Nuclear Risk Expert: Fukushima's Fuel Could Still Seep Out  

Posted by Big Gav in ,

IEEE Spectrum has an article on the possibility of fuel escaping from the damaged nuclear reactors at Fukushima - Nuclear Risk Expert: Fukushima's Fuel Could Still Seep Out .

It's Theo Theofanous's job to worry about worst-case scenarios. As director of the Center for Risk Studies and Safety at UC Santa Barbara, he tries to quantify the unthinkable and calculate the likelihood of utter disaster. He has studied everything from chemical weapons to natural gas pipelines--but for a 15-year stretch in the 1980s and 1990s, he focused on nuclear reactors.

"It was the post-Three-Mile-Island, post-Chernobyl period," Theofanous says. "There was a lot of interest in hardening our reactors to prevent failures."

His findings on reactors' vulnerabilities have given him insight into the emergency that continues to grip Japan. Four of the six reactors at the damaged Fukushima Dai-1 nuclear plant are boiling water reactors that use a "Mark 1" containment system designed by General Electric in the 1960s. Theofanous studied what would happen in a Mark 1 reactor if the cooling systems failed and the nuclear fuel overheated and melted, as some experts think may have happened in at least one of Fukushima Dai-1's reactors.

"We wanted to assess whether this particular design would be operable in the case of a failure, or whether the fuel could possibly violate the containment," says Theofanous. The "containment" he's referring to is a protective concrete and steel structure that surrounds the reactor vessel, where the nuclear fission reaction takes place. In the diagram above, the "drywell" and the "wetwell" are both considered part of the primary containment system.

For his study of the Mark 1 design, Theofanous, a professor of chemical and mechanical engineering, modeled how the materials in a reactor would interact during a partial meltdown. He assumed the following situation: The nuclear fuel overheats, begins to melt, drips down onto the floor of the reactor vessel, and eats though the steel floor of that vessel. The melted, highly radioactive fuel then leaks down onto the concrete floor of the drywell. Theofanous found that as long as there was a typical amount of water in the drywell--about half a meter--and that water was continuously cycled through to prevent it from heating up and boiling away, the nuclear fuel would not immediately make its way out into the environment. "We showed that if there's a severe accident, you must make sure there's water in the drywell," says Theofanous.

Theofanous's findings on the immediate effects of a release of fuel into the drywell may seem to bode well for Fukushima Dai-1. Although the tsunami that struck on 11 March wiped out the automatic pumping systems meant to cycle cooling water through the reactor, the plant's operators were able to pipe in seawater. "That addresses the short-term containment, the effort to make sure it doesn't fail in the first 24 hours," he says.

But the Fukushima emergency didn't end there: Subsequent explosions in reactor buildings No. 1, 2, and 3 may have damaged critical structures.
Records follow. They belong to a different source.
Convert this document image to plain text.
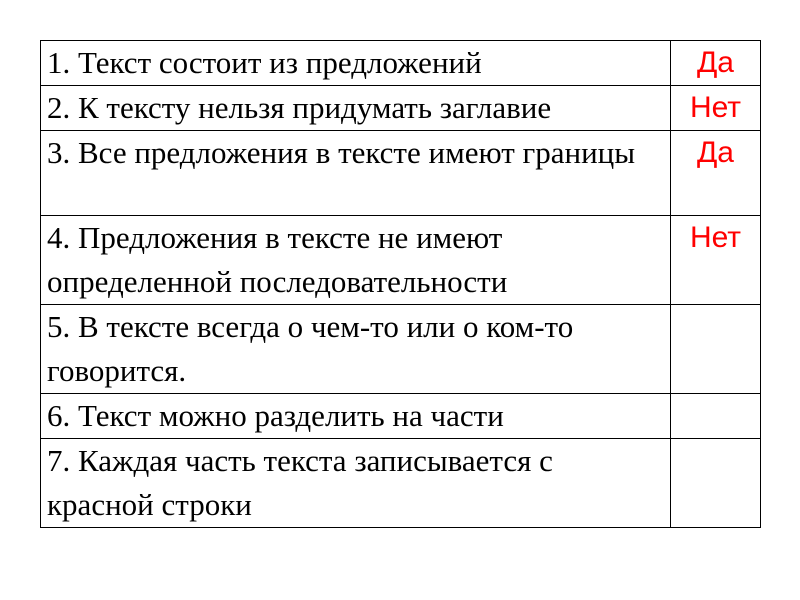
1. Текст состоит из предложений	Да
2. К тексту нельзя придумать заглавие	Нет
3. Все предложения в тексте имеют границы	Да
4. Предложения в тексте не имеют определенной последовательности	Нет
5. В тексте всегда о чем-то или о ком-то говорится.	
6. Текст можно разделить на части	
7. Каждая часть текста записывается с красной строки	
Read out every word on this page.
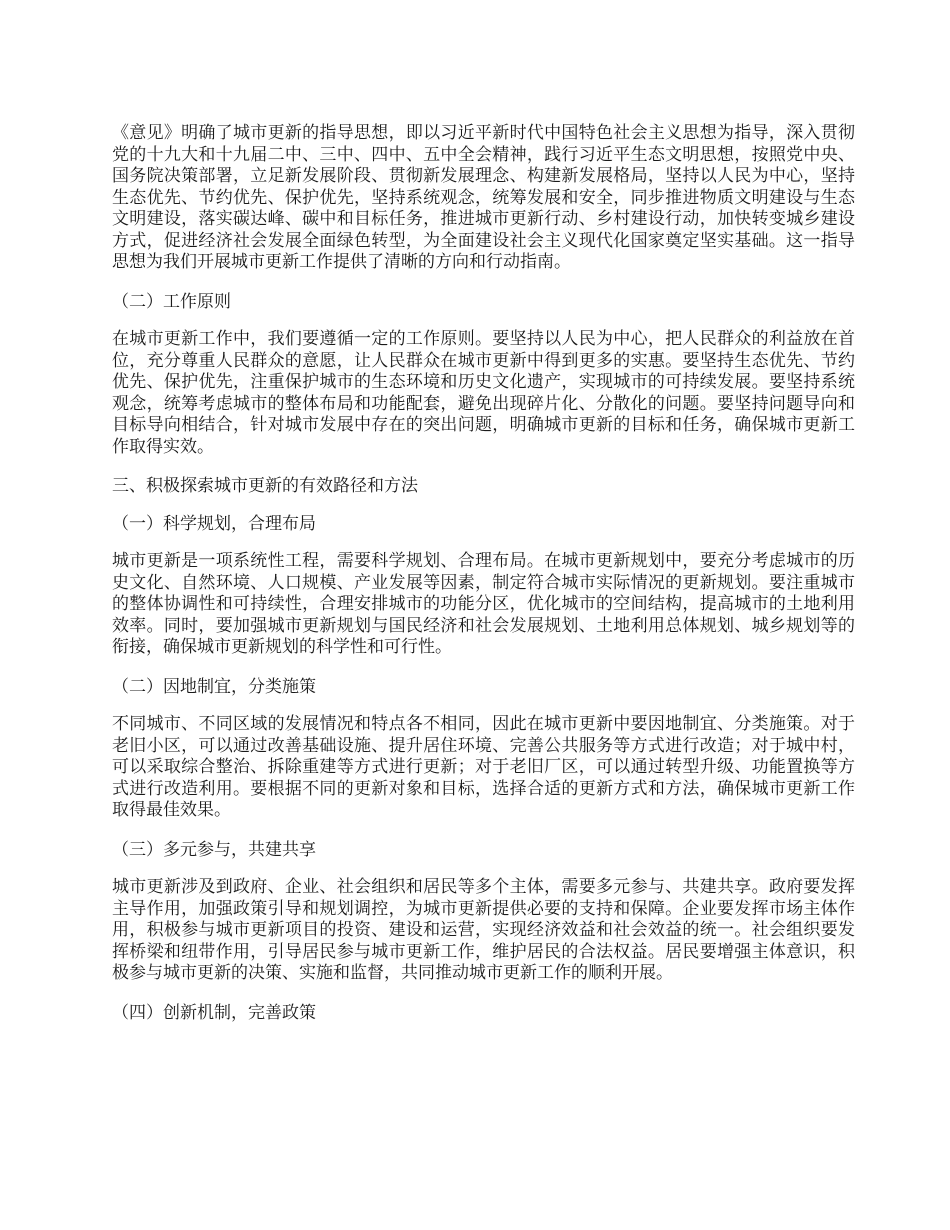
《意见》明确了城市更新的指导思想，即以习近平新时代中国特色社会主义思想为指导，深入贯彻党的十九大和十九届二中、三中、四中、五中全会精神，践行习近平生态文明思想，按照党中央、国务院决策部署，立足新发展阶段、贯彻新发展理念、构建新发展格局，坚持以人民为中心，坚持生态优先、节约优先、保护优先，坚持系统观念，统筹发展和安全，同步推进物质文明建设与生态文明建设，落实碳达峰、碳中和目标任务，推进城市更新行动、乡村建设行动，加快转变城乡建设方式，促进经济社会发展全面绿色转型，为全面建设社会主义现代化国家奠定坚实基础。这一指导思想为我们开展城市更新工作提供了清晰的方向和行动指南。

（二）工作原则

在城市更新工作中，我们要遵循一定的工作原则。要坚持以人民为中心，把人民群众的利益放在首位，充分尊重人民群众的意愿，让人民群众在城市更新中得到更多的实惠。要坚持生态优先、节约优先、保护优先，注重保护城市的生态环境和历史文化遗产，实现城市的可持续发展。要坚持系统观念，统筹考虑城市的整体布局和功能配套，避免出现碎片化、分散化的问题。要坚持问题导向和目标导向相结合，针对城市发展中存在的突出问题，明确城市更新的目标和任务，确保城市更新工作取得实效。

三、积极探索城市更新的有效路径和方法

（一）科学规划，合理布局

城市更新是一项系统性工程，需要科学规划、合理布局。在城市更新规划中，要充分考虑城市的历史文化、自然环境、人口规模、产业发展等因素，制定符合城市实际情况的更新规划。要注重城市的整体协调性和可持续性，合理安排城市的功能分区，优化城市的空间结构，提高城市的土地利用效率。同时，要加强城市更新规划与国民经济和社会发展规划、土地利用总体规划、城乡规划等的衔接，确保城市更新规划的科学性和可行性。

（二）因地制宜，分类施策

不同城市、不同区域的发展情况和特点各不相同，因此在城市更新中要因地制宜、分类施策。对于老旧小区，可以通过改善基础设施、提升居住环境、完善公共服务等方式进行改造；对于城中村，可以采取综合整治、拆除重建等方式进行更新；对于老旧厂区，可以通过转型升级、功能置换等方式进行改造利用。要根据不同的更新对象和目标，选择合适的更新方式和方法，确保城市更新工作取得最佳效果。

（三）多元参与，共建共享

城市更新涉及到政府、企业、社会组织和居民等多个主体，需要多元参与、共建共享。政府要发挥主导作用，加强政策引导和规划调控，为城市更新提供必要的支持和保障。企业要发挥市场主体作用，积极参与城市更新项目的投资、建设和运营，实现经济效益和社会效益的统一。社会组织要发挥桥梁和纽带作用，引导居民参与城市更新工作，维护居民的合法权益。居民要增强主体意识，积极参与城市更新的决策、实施和监督，共同推动城市更新工作的顺利开展。

（四）创新机制，完善政策
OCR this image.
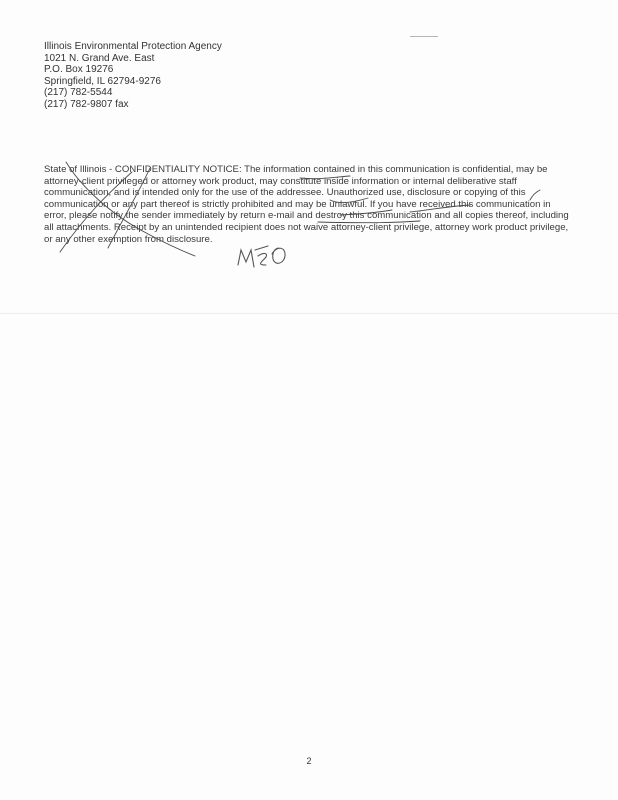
Illinois Environmental Protection Agency
1021 N. Grand Ave. East
P.O. Box 19276
Springfield, IL 62794-9276
(217) 782-5544
(217) 782-9807 fax
State of Illinois - CONFIDENTIALITY NOTICE: The information contained in this communication is confidential, may be attorney-client privileged or attorney work product, may constitute inside information or internal deliberative staff communication, and is intended only for the use of the addressee. Unauthorized use, disclosure or copying of this communication or any part thereof is strictly prohibited and may be unlawful. If you have received this communication in error, please notify the sender immediately by return e-mail and destroy this communication and all copies thereof, including all attachments. Receipt by an unintended recipient does not waive attorney-client privilege, attorney work product privilege, or any other exemption from disclosure.
2
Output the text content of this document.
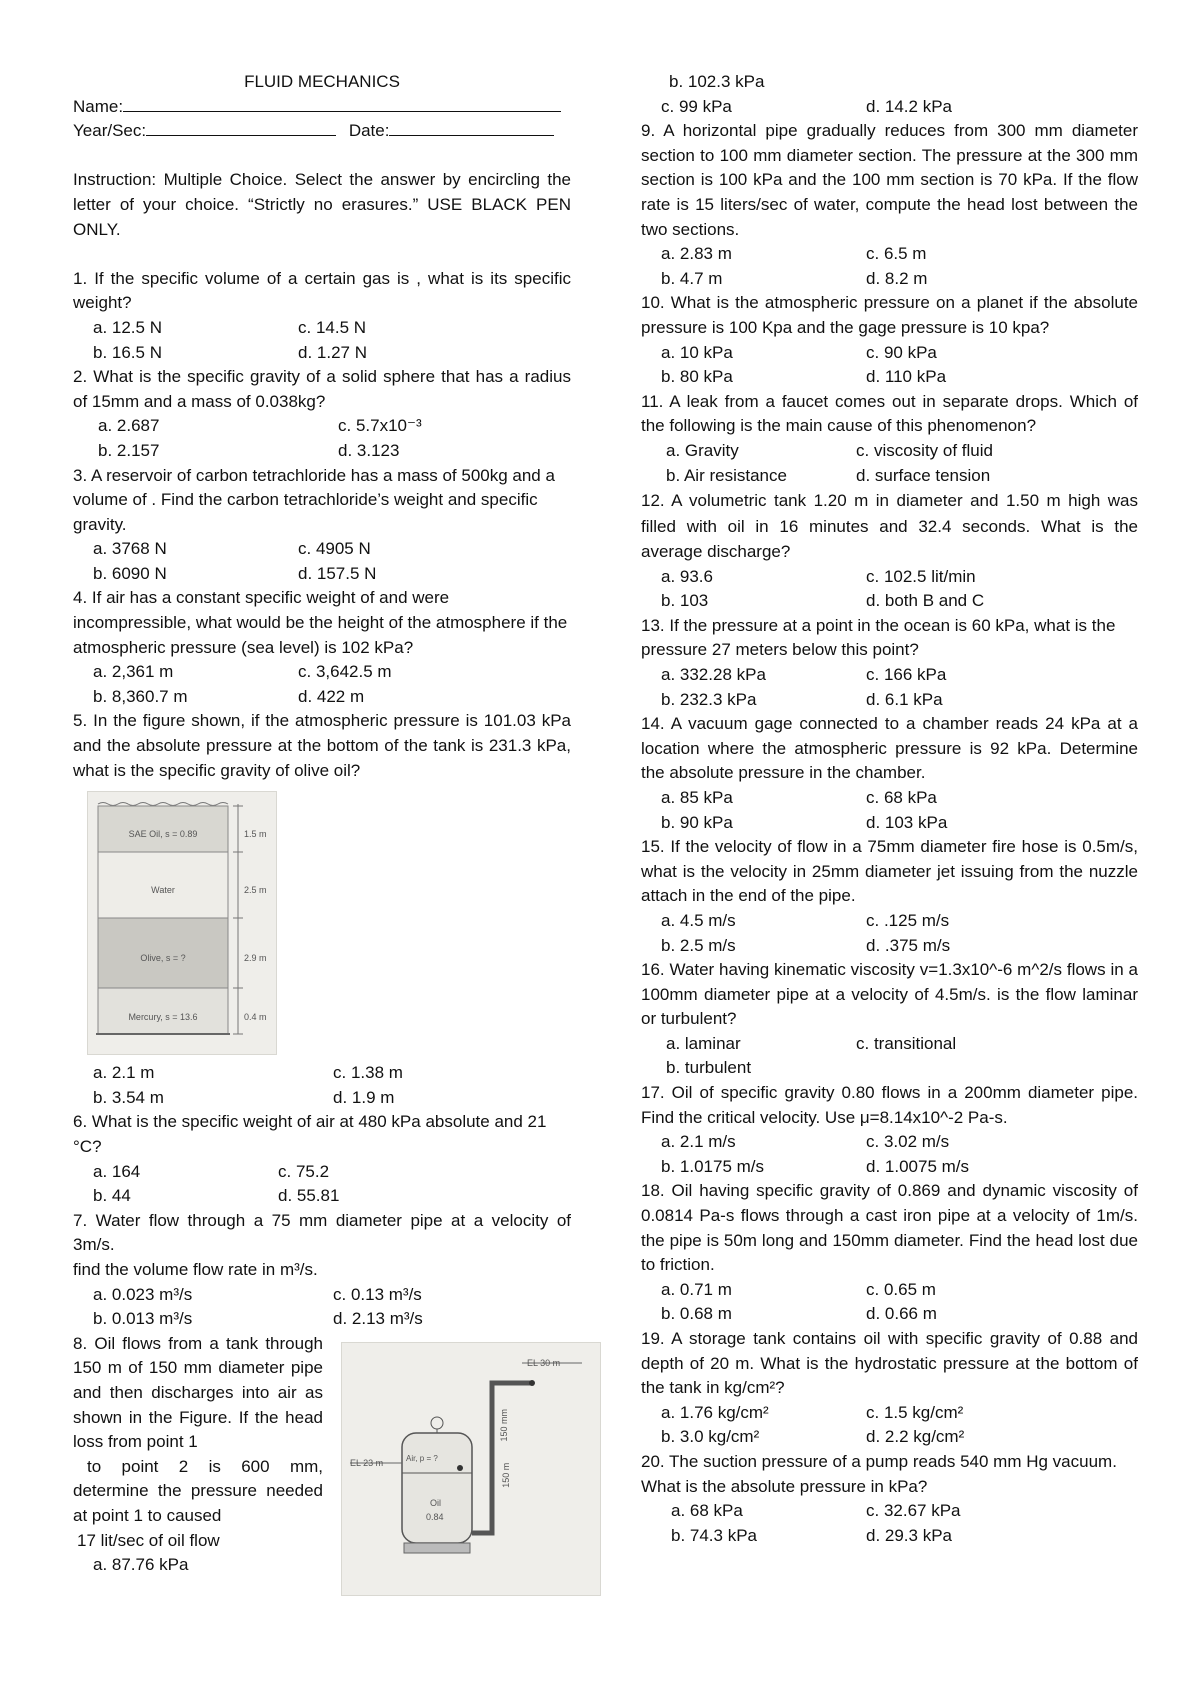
FLUID MECHANICS

Name:

Year/Sec:	Date:

Instruction: Multiple Choice. Select the answer by encircling the letter of your choice. “Strictly no erasures.” USE BLACK PEN ONLY.

1. If the specific volume of a certain gas is , what is its specific weight?

a. 12.5 N	c. 14.5 N
b. 16.5 N	d. 1.27 N

2. What is the specific gravity of a solid sphere that has a radius of 15mm and a mass of 0.038kg?

a. 2.687	c. 5.7x10⁻³
b. 2.157	d. 3.123

3. A reservoir of carbon tetrachloride has a mass of 500kg and a volume of . Find the carbon tetrachloride’s weight and specific gravity.

a. 3768 N	c. 4905 N
b. 6090 N	d. 157.5 N

4. If air has a constant specific weight of and were incompressible, what would be the height of the atmosphere if the atmospheric pressure (sea level) is 102 kPa?

a. 2,361 m	c. 3,642.5 m
b. 8,360.7 m	d. 422 m

5. In the figure shown, if the atmospheric pressure is 101.03 kPa and the absolute pressure at the bottom of the tank is 231.3 kPa, what is the specific gravity of olive oil?

SAE Oil, s = 0.89
Water
Olive, s = ?
Mercury, s = 13.6
1.5 m
2.5 m
2.9 m
0.4 m
a. 2.1 m	c. 1.38 m
b. 3.54 m	d. 1.9 m

6. What is the specific weight of air at 480 kPa absolute and 21 °C?

a. 164	c. 75.2
b. 44	d. 55.81

7. Water flow through a 75 mm diameter pipe at a velocity of 3m/s.

find the volume flow rate in m³/s.

a. 0.023 m³/s	c. 0.13 m³/s
b. 0.013 m³/s	d. 2.13 m³/s

8. Oil flows from a tank through 150 m of 150 mm diameter pipe and then discharges into air as shown in the Figure. If the head loss from point 1

to point 2 is 600 mm, determine the pressure needed at point 1 to caused

17 lit/sec of oil flow

a. 87.76 kPa

EL 30 m
EL 23 m	Air, p = ?
Oil
0.84
150 m
150 mm

b. 102.3 kPa

c. 99 kPa	d. 14.2 kPa

9. A horizontal pipe gradually reduces from 300 mm diameter section to 100 mm diameter section. The pressure at the 300 mm section is 100 kPa and the 100 mm section is 70 kPa. If the flow rate is 15 liters/sec of water, compute the head lost between the two sections.

a. 2.83 m	c. 6.5 m
b. 4.7 m	d. 8.2 m

10. What is the atmospheric pressure on a planet if the absolute pressure is 100 Kpa and the gage pressure is 10 kpa?

a. 10 kPa	c. 90 kPa
b. 80 kPa	d. 110 kPa

11. A leak from a faucet comes out in separate drops. Which of the following is the main cause of this phenomenon?

a. Gravity	c. viscosity of fluid
b. Air resistance	d. surface tension

12. A volumetric tank 1.20 m in diameter and 1.50 m high was filled with oil in 16 minutes and 32.4 seconds. What is the average discharge?

a. 93.6	c. 102.5 lit/min
b. 103	d. both B and C

13. If the pressure at a point in the ocean is 60 kPa, what is the pressure 27 meters below this point?

a. 332.28 kPa	c. 166 kPa
b. 232.3 kPa	d. 6.1 kPa

14. A vacuum gage connected to a chamber reads 24 kPa at a location where the atmospheric pressure is 92 kPa. Determine the absolute pressure in the chamber.

a. 85 kPa	c. 68 kPa
b. 90 kPa	d. 103 kPa

15. If the velocity of flow in a 75mm diameter fire hose is 0.5m/s, what is the velocity in 25mm diameter jet issuing from the nuzzle attach in the end of the pipe.

a. 4.5 m/s	c. .125 m/s
b. 2.5 m/s	d. .375 m/s

16. Water having kinematic viscosity v=1.3x10^-6 m^2/s flows in a 100mm diameter pipe at a velocity of 4.5m/s. is the flow laminar or turbulent?

a. laminar	c. transitional
b. turbulent

17. Oil of specific gravity 0.80 flows in a 200mm diameter pipe. Find the critical velocity. Use μ=8.14x10^-2 Pa-s.

a. 2.1 m/s	c. 3.02 m/s
b. 1.0175 m/s	d. 1.0075 m/s

18. Oil having specific gravity of 0.869 and dynamic viscosity of 0.0814 Pa-s flows through a cast iron pipe at a velocity of 1m/s. the pipe is 50m long and 150mm diameter. Find the head lost due to friction.

a. 0.71 m	c. 0.65 m
b. 0.68 m	d. 0.66 m

19. A storage tank contains oil with specific gravity of 0.88 and depth of 20 m. What is the hydrostatic pressure at the bottom of the tank in kg/cm²?

a. 1.76 kg/cm²	c. 1.5 kg/cm²
b. 3.0 kg/cm²	d. 2.2 kg/cm²

20. The suction pressure of a pump reads 540 mm Hg vacuum. What is the absolute pressure in kPa?

a. 68 kPa	c. 32.67 kPa
b. 74.3 kPa	d. 29.3 kPa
So far, officials from Japan's Nuclear and Industrial Safety Agency have maintained that these explosions caused no "major breach" to any of the reactor vessels or drywells. But the discovery of radioactive water throughout the power plant's grounds indicates that something, somewhere is leaking. And according to Theofanous's research, if some of the nuclear fuel melted in the first days of the emergency, a major release of radiation is still possible.

If melted fuel escapes the reactor vessel and collects on the floor of the drywell it stills need to be continuously cooled, since it still produces decay heat even after the nuclear fission reaction has stopped. And that cooling procedure can be difficult. "Even if you flood the place with water, there's no guarantee that you can keep it cool," says Theofanous. "The fuel can form a crust, isolate itself from the water, and keep on eating through the concrete floor." The fuel could then eat all the way through the floor and drip into an area called the pedestal room--a chamber below the drywell that's surrounded by the doughnut-shaped wetwell. From there, the radioactive material could more easily reach the environment.

Has this scenario been playing out at Fukushima Dai-1 in the three weeks since the earthquake and tsunami damaged the nuclear plant? Theofanous says that from the current reports, it's impossible to say for sure. "We don't really know where the fuel is," he says. "My guess is that for the bigger 740 megawatt reactors that were badly damaged, reactors 2 and 3, the fuel is out into the drywell. If it is there, it keeps on eating through the concrete."